= Ripper Method =

The Ripper Method, developed in 1898, is an analytical chemistry technique used to determine the total amount of sulfur dioxide (SO_{2}) in a solution. This technique uses iodine standard and a starch indicator to titrate the solution and determine the concentration of free SO_{2}. The titration is done again with a new sample of the solution, but the sample is pretreated with sodium hydroxide (NaOH) to release bound SO_{2}. The result of these two titrations can then be used to determine the bound, free, and total amount of SO_{2} in the solution. Instead of using a starch indicator, an electrode can be used to determine the presence of free iodine. This technique is widely used in wine making.

== Chemical Equilibria ==
The first reaction of iodine with SO_{2} and water is as follows:

SO_{2}+I_{2}+2H_{2}O→H_{2}SO_{4}+2HI

As the reaction proceeds, all available SO_{2} will be consumed and the starch indicator added to the solution will bind with the unconsumed iodine, turning the solution black.

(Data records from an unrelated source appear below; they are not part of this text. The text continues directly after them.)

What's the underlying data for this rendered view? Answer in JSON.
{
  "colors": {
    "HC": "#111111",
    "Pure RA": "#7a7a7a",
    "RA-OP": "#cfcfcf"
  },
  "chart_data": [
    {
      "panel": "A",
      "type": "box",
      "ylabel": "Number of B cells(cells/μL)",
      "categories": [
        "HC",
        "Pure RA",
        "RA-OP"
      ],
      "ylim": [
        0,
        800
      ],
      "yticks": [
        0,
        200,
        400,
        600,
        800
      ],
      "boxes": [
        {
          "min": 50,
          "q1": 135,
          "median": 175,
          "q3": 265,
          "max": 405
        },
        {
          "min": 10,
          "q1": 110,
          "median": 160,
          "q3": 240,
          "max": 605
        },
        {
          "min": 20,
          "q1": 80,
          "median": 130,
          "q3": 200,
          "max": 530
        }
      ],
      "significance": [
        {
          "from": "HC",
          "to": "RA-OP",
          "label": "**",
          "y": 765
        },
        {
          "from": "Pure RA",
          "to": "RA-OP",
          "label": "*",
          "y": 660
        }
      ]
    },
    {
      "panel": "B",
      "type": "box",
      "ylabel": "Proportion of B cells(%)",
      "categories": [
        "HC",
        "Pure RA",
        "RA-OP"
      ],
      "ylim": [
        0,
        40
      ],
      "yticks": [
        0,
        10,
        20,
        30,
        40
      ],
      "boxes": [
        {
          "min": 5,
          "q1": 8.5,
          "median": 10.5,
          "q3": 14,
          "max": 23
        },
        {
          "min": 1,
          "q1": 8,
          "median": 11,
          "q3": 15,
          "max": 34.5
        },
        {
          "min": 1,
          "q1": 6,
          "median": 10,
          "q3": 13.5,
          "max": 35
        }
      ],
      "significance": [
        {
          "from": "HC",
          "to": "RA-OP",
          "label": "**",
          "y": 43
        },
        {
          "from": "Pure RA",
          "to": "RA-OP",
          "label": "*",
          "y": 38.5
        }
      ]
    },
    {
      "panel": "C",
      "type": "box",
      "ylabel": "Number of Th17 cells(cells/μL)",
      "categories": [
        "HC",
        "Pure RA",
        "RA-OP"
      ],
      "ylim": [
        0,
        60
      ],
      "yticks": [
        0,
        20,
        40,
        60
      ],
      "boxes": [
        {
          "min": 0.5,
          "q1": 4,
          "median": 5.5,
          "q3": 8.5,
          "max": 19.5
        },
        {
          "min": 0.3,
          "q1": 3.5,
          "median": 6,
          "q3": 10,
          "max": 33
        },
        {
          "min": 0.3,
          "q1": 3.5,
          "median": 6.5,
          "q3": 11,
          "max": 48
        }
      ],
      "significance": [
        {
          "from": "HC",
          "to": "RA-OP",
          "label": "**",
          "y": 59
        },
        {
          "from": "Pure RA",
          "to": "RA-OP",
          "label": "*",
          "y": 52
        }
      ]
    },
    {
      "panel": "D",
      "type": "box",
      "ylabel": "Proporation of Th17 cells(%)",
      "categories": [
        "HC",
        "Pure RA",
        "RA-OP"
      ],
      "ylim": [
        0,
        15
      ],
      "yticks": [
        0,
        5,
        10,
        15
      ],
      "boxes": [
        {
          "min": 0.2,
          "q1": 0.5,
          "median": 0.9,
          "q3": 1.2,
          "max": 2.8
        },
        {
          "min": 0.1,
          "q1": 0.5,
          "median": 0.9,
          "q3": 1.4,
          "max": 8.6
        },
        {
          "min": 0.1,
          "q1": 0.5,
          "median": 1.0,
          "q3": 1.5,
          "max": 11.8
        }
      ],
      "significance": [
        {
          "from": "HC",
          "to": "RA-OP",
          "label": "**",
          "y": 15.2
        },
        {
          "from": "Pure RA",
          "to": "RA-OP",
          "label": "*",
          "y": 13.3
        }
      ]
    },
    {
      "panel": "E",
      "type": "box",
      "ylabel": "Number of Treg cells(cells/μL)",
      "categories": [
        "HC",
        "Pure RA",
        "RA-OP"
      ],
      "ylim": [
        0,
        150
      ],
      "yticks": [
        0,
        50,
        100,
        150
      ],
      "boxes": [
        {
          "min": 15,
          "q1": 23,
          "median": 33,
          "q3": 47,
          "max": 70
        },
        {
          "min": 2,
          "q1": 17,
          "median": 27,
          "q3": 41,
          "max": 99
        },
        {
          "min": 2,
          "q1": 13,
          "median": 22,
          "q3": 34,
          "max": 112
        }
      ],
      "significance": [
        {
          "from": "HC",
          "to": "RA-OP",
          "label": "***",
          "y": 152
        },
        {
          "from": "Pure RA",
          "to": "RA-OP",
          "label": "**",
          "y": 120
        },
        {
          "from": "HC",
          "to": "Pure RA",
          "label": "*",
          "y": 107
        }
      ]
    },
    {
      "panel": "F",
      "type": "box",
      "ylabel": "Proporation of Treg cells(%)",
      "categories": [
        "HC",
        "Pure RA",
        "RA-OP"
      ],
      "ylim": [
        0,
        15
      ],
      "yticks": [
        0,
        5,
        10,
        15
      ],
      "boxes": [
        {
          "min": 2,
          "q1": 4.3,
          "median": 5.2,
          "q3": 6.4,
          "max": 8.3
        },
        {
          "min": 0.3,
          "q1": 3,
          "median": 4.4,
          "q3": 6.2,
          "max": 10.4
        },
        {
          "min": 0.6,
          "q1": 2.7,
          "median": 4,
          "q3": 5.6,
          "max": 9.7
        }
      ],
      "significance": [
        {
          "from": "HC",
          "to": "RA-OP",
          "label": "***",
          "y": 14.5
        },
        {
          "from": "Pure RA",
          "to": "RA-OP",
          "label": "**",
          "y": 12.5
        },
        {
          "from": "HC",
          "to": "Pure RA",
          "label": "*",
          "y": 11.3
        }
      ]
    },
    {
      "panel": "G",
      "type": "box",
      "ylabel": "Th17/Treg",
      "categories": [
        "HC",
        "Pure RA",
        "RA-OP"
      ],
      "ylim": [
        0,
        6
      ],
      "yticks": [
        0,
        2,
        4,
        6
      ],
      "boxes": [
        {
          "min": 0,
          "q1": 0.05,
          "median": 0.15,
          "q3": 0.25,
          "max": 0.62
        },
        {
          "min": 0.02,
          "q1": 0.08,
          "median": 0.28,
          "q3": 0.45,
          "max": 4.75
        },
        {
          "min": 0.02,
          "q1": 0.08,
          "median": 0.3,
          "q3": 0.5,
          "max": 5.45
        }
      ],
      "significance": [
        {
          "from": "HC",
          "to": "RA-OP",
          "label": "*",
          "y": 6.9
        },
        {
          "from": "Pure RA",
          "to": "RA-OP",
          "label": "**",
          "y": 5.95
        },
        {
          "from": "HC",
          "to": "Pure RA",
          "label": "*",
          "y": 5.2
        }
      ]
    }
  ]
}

The second step of the reaction requires pretreating with solution with NaOH to release bound SO_{2}. The reaction with iodine can then be done.

HSO_{3}^{−}⇌H_{2}SO_{3}⇌SO_{2}

== Applications ==
The Ripper Method is commonly used in wine making applications as SO_{2} is often added to wine to maintain its freshness and the concentration needs to be determined. The technique is not precise and is prone to systematic error as well. This limits its use, despite being a fast and inexpensive test.